Счастье их слишком молодо и эгоистически захватывало все вокруг. Они
никого и ничего почти не замечали, кроме себя. А вокруг были грустные или
задумчивые лица. С полудня, наконец, и молодая чета оглянулась на других и
отрезвилась от эгоизма. Марфенька хмурилась и все льнула к брату. За
завтраком никто ничего не ел, кроме Козлова, который задумчиво и грустно
один съел машинально блюдо майонеза, вздыхая, глядя куда-то в неопределенное
пространство.
Татьяна Марковна пробовала заговаривать об имении, об отчете, до
передачи Райским усадьбы сестрам, но он взглянул на нее такими усталыми
глазами, что она отложила счеты и отдала ему только хранившиеся у ней рублей
шестьсот его денег. Он триста рублей при ней же отдал Василисе и Якову, чтоб
они роздали дворне и поблагодарили ее за "дружбу, баловство и услужливость".
- Много - урод! пропьют... - шептала Татьяна Марковна.
- Пусть их, бабушка, да отпустите их на волю...
- Рада бы, хоть сейчас со двора! - Нам с Верой теперь вдвоем нужно
девушку да человека. Да не пойдут! Куда они денутся? Избалованы, век - на
готовом хлебе!
После завтрака все окружили Райского. Марфенька заливалась слезами: она
смочила три-четыре платка. Вера оперлась ему рукой на плечо и глядела на
него с томной улыбкой. Тушин серьезно. У Викентьева лицо дружески улыбалось
ему, а по носу из глаз катилась слеза "с вишню", как заметила Марфенька и
стыдливо сняла ее своим платком.
Бабушка хмурилась, но крепилась, боясь расчувствоваться.
- Оставайся с нами! - говорила она ему с упреком. - Куда едешь? сам не
знаешь...
- В Рим, бабушка...
- Зачем? Папы не видал?
- Лепить...
- Что?
Долго бы было объяснять ей новые планы - и он только махнул рукой.
- Останьтесь, останьтесь! - пристала и Марфенька, вцепившись ему в
плечо. Вера ничего не говорила, зная, что он не останется, и думала только,
не без грусти, узнав его характер, о том, куда он теперь денется и куда
денет свои досуги, "таланты", которые вечно будет только чувствовать в себе
и не сумеет ни угадать своего собственного таланта, ни остановиться на нем и
приспособить его к делу.
- Брат! - шепнула она, - если скука опять будет одолевать тебя,
заглянешь ли ты сюда, в этот уголок, где тебя теперь понимают и любят?..

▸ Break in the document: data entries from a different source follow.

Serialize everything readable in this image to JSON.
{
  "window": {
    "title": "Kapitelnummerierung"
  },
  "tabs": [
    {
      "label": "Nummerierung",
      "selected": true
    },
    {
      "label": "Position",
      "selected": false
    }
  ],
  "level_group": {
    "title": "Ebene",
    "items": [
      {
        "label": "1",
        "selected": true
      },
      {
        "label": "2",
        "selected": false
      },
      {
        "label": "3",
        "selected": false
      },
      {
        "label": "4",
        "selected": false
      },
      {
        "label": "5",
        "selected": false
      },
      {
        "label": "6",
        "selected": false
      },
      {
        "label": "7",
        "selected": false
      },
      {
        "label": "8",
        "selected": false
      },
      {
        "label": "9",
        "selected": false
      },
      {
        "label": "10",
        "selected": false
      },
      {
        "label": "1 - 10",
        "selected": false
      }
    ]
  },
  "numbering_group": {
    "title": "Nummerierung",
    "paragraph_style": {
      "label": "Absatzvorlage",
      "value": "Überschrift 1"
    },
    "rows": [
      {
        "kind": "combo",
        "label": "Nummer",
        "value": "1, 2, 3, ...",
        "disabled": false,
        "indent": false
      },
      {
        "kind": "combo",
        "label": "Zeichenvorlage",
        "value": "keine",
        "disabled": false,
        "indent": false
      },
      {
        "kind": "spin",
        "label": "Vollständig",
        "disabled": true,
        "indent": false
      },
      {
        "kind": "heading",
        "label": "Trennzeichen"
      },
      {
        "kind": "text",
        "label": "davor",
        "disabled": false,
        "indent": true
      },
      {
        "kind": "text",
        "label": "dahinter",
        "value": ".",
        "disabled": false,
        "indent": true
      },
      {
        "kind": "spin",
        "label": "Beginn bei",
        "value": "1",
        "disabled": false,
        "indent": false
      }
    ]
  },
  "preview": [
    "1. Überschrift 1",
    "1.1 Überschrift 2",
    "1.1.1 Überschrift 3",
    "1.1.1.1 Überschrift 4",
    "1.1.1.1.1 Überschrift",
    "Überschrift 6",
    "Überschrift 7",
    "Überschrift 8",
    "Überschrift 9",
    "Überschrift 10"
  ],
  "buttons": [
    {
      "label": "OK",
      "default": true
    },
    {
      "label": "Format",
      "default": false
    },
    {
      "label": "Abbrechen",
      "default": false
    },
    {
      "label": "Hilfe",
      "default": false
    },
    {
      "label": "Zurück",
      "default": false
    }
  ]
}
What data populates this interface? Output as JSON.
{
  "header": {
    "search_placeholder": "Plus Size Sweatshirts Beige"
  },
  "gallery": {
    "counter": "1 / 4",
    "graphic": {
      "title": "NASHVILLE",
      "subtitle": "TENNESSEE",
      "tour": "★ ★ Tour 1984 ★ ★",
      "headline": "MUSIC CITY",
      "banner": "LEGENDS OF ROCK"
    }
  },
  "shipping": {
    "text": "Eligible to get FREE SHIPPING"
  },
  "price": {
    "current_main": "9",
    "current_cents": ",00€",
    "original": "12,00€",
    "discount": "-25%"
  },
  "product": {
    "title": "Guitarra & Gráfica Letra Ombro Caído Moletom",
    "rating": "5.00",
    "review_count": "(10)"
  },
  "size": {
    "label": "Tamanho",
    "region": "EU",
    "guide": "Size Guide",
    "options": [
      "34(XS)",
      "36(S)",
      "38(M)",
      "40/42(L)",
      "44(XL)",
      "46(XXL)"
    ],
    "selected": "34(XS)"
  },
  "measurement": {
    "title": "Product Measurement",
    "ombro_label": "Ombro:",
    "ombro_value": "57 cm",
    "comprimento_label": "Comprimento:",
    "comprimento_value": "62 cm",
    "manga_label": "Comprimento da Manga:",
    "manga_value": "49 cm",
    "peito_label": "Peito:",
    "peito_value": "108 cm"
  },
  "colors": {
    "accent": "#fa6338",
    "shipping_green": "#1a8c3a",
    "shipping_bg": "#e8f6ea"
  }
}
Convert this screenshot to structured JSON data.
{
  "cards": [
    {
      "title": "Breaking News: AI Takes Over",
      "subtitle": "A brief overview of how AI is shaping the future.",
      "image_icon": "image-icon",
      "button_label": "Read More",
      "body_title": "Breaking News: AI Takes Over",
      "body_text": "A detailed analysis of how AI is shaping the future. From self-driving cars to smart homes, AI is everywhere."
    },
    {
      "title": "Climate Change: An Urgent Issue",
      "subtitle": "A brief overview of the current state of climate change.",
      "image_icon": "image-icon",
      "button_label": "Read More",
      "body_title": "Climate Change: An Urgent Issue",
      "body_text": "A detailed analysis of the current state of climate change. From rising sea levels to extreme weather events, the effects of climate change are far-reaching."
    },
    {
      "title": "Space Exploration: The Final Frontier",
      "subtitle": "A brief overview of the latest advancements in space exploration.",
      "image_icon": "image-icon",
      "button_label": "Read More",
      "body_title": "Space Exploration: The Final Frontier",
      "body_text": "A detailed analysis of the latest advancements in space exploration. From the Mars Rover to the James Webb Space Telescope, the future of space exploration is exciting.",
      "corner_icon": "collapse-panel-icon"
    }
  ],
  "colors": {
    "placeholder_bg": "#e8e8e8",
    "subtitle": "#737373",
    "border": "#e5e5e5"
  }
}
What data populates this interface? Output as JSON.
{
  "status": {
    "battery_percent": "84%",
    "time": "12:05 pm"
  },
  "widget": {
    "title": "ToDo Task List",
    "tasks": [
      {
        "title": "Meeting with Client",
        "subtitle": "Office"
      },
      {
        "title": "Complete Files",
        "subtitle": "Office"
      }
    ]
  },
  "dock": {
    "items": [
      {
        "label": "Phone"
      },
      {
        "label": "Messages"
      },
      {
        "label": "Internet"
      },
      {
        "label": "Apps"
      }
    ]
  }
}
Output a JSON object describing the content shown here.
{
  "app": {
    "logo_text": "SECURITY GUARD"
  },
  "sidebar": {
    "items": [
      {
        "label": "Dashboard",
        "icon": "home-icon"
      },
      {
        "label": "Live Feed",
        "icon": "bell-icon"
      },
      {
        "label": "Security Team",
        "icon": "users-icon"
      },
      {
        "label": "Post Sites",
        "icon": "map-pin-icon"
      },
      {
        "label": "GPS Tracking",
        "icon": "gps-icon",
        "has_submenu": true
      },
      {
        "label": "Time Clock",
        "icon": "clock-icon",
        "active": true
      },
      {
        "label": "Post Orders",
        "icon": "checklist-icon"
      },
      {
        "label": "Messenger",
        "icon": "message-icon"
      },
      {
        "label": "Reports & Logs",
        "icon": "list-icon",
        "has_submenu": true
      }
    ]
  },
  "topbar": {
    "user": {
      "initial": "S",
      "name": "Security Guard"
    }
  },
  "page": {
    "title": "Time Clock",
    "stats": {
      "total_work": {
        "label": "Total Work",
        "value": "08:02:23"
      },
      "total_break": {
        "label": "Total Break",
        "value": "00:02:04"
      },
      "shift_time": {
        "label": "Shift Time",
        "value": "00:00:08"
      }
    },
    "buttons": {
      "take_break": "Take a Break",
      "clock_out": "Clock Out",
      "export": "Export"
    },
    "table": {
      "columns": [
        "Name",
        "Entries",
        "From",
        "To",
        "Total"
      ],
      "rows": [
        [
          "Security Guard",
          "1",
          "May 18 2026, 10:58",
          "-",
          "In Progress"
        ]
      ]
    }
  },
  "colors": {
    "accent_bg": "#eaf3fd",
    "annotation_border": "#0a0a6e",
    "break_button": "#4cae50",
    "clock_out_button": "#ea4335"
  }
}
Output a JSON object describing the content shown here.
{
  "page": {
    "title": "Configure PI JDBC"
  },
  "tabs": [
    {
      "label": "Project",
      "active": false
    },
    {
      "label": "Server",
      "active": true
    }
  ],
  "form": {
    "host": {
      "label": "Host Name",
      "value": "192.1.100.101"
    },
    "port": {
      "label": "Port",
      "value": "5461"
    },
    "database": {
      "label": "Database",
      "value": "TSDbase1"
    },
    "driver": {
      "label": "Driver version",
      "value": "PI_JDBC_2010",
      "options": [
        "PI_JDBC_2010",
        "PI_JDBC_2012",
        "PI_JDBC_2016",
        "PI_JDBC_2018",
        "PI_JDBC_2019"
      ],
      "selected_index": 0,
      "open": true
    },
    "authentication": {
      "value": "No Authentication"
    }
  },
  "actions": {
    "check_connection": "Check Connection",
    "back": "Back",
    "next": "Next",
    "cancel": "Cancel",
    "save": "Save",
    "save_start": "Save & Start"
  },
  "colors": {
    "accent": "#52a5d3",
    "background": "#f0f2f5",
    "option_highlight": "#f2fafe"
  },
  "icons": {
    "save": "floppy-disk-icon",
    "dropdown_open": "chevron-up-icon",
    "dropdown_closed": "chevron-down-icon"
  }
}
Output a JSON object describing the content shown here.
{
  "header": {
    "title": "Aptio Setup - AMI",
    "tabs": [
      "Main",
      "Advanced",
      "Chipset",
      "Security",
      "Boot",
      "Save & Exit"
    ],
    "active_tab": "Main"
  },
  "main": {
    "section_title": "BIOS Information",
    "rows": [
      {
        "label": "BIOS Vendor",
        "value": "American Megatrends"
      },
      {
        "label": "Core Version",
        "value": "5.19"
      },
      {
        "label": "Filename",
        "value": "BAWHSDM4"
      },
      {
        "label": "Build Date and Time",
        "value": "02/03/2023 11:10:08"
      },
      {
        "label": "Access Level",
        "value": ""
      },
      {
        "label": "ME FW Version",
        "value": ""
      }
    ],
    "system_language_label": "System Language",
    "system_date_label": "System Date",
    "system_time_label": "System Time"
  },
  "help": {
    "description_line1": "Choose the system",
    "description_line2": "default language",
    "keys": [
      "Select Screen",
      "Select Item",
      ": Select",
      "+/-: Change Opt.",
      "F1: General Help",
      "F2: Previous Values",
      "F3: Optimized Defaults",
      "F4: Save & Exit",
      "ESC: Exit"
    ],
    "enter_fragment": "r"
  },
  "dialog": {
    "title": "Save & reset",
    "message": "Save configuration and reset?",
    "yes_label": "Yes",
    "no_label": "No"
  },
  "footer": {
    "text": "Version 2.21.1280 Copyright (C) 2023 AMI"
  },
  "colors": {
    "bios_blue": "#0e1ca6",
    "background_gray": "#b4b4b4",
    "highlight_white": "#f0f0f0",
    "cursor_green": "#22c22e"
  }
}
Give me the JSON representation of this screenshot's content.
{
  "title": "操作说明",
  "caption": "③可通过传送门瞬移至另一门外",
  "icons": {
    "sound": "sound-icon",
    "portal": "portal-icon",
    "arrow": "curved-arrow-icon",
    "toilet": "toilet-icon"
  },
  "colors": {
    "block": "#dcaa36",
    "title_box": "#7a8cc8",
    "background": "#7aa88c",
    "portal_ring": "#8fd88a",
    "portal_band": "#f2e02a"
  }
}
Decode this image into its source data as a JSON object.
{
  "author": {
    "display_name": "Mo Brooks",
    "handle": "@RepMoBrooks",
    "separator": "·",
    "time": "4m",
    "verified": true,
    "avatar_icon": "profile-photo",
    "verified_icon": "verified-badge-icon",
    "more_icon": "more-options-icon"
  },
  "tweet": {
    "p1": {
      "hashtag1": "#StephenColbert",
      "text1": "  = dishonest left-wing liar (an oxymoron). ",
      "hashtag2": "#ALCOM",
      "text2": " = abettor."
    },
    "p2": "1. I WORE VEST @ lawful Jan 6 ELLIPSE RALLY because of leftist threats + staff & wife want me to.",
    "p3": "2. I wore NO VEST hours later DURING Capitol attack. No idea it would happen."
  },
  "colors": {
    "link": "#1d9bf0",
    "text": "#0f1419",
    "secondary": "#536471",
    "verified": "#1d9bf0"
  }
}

- Непременно, Вера! Сердце мое приютилось здесь: я люблю всех вас - вы
моя единственная, неизменная семья, другой не будет! Бабушка, ты и Марфенька
- я унесу вас везде с собой - а теперь не держите меня! Фантазия тянет меня
туда, где... меня нет! У меня закипело в голове... - шепнул он ей, - через
какой-нибудь год я сделаю... твою статую - из мрамора...
У ней задрожал подбородок от улыбки.
- А роман? - спросила она.
Он махнул рукой.
- Как умру, пусть возится, кто хочет, с моими бумагами: материала
много... А мне написано на роду создать твой бюст...
- Не пройдет и года, ты опять влюбишься и не будешь знать, чью статую
лепить...
- Может быть, и влюблюсь, но никогда никого не полюблю, кроме тебя, и
иссеку из мрамора твою статую... Вот она, как живая, передо мной!..
Она все с улыбкой глядела на него.
- Непременно, непременно! - горячо уверял он ее.
- Опять ты - "непременно"! - вмешалась Татьяна Марковна, - не знаю, что
ты там затеваешь, а если сказал "непременно", то ничего и не выйдет!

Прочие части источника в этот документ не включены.